Roy Farrell had cheated on his wife repeatedly. She kept taking him back. Until she couldn’t hack it anymore.

She left, taking the kids with her.

Through water cooler talk, Harry knew Farrell fought for full custody, just to be an asshole, and bitched about it constantly, because attorneys cost a fortune.

In the end, they shared custody, and that was all Harry knew about it, especially the last nearly four years when Farrell had been out of the department.

Then again, there were two kids’ rooms in that house, and it didn’t look like they’d been touched in years. Doing the mental math, his son was close to graduation, his daughter also in high school, and both rooms were still little kids’ rooms no teenager would be caught dead in.

It didn’t take an investigator’s power of deduction to theorize that the kids were about as fond of their dad being a cheating loser as their mother was. They got older, they found ways to stay away from him.

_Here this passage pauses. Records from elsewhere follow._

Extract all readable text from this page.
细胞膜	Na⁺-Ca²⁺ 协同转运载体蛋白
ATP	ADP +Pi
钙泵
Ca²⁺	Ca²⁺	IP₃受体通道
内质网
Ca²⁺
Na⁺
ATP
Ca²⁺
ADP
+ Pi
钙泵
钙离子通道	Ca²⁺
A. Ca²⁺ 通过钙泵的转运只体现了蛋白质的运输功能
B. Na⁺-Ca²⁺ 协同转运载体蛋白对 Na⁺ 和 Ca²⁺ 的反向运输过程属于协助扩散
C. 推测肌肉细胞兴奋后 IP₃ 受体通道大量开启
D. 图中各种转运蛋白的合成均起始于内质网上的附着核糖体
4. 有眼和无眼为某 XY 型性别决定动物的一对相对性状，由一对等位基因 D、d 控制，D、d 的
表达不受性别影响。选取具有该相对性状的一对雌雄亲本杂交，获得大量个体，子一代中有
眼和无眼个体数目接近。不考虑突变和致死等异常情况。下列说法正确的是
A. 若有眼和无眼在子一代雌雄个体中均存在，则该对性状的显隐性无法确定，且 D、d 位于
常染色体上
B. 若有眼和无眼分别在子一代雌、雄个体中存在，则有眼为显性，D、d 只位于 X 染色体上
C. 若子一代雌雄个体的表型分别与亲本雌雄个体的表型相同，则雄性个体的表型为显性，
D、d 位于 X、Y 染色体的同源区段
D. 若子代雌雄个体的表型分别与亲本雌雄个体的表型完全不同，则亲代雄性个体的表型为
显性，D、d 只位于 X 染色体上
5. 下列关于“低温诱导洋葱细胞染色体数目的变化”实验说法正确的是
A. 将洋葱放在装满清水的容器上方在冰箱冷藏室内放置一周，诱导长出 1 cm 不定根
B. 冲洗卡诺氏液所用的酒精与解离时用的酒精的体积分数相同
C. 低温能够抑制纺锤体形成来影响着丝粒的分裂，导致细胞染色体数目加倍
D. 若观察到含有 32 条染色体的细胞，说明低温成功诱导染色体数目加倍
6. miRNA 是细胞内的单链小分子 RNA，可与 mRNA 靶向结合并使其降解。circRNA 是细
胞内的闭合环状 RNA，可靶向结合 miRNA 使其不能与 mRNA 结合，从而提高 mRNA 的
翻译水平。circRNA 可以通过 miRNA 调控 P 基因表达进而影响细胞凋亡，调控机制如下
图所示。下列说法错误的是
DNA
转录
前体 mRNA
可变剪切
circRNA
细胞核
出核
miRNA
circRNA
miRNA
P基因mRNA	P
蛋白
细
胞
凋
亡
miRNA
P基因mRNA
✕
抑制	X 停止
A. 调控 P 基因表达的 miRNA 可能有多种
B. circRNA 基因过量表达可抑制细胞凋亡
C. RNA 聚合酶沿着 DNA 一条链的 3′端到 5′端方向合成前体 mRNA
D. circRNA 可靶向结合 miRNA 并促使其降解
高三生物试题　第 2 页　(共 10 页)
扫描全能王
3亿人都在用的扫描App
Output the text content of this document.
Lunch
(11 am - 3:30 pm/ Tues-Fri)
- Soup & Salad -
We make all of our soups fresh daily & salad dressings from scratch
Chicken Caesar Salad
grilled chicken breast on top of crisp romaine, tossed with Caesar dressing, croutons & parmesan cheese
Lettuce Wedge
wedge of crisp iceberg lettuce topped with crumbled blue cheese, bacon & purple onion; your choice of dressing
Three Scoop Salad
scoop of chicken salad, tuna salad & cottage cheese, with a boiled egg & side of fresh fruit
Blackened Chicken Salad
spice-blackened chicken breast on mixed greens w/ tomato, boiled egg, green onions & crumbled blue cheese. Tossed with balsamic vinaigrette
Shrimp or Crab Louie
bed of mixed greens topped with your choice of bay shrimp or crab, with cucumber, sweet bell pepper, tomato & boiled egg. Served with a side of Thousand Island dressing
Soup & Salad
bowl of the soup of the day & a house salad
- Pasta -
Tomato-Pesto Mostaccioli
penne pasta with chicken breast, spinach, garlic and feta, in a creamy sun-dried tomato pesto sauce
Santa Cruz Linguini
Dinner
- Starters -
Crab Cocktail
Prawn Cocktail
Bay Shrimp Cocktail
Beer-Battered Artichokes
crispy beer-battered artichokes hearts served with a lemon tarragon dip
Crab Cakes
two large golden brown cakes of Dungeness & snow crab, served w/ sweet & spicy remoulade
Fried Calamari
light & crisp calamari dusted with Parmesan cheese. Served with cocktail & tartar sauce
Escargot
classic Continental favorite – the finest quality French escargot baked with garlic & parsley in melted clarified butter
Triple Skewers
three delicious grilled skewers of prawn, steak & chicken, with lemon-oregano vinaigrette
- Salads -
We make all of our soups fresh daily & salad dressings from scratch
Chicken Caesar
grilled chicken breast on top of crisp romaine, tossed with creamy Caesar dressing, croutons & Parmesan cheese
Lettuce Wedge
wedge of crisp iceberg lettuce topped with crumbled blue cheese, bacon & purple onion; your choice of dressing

Farrell ended his life working security at Box and Save, MP’s big box store. He was head of it, but it had to be a pay cut. It was definitely a status drop.

Could be, he just couldn’t afford to feed three mouths when he was so intent to stuff so much into one.

“You have a look at those bank statements?” Rus asked.

Harry turned to him. “Abernathy’s?”

Rus nodded.

“Been kind of busy, what’d you see?”

“Consistent deposits. Cash. Five hundred here, a thousand there. Nothing the IRS would ask questions about. But also not on any schedule. Sometimes months would go by, nothing. Then there’d be random deposits for a few months, then nothing again. Though, over the years, that shit was adding up.”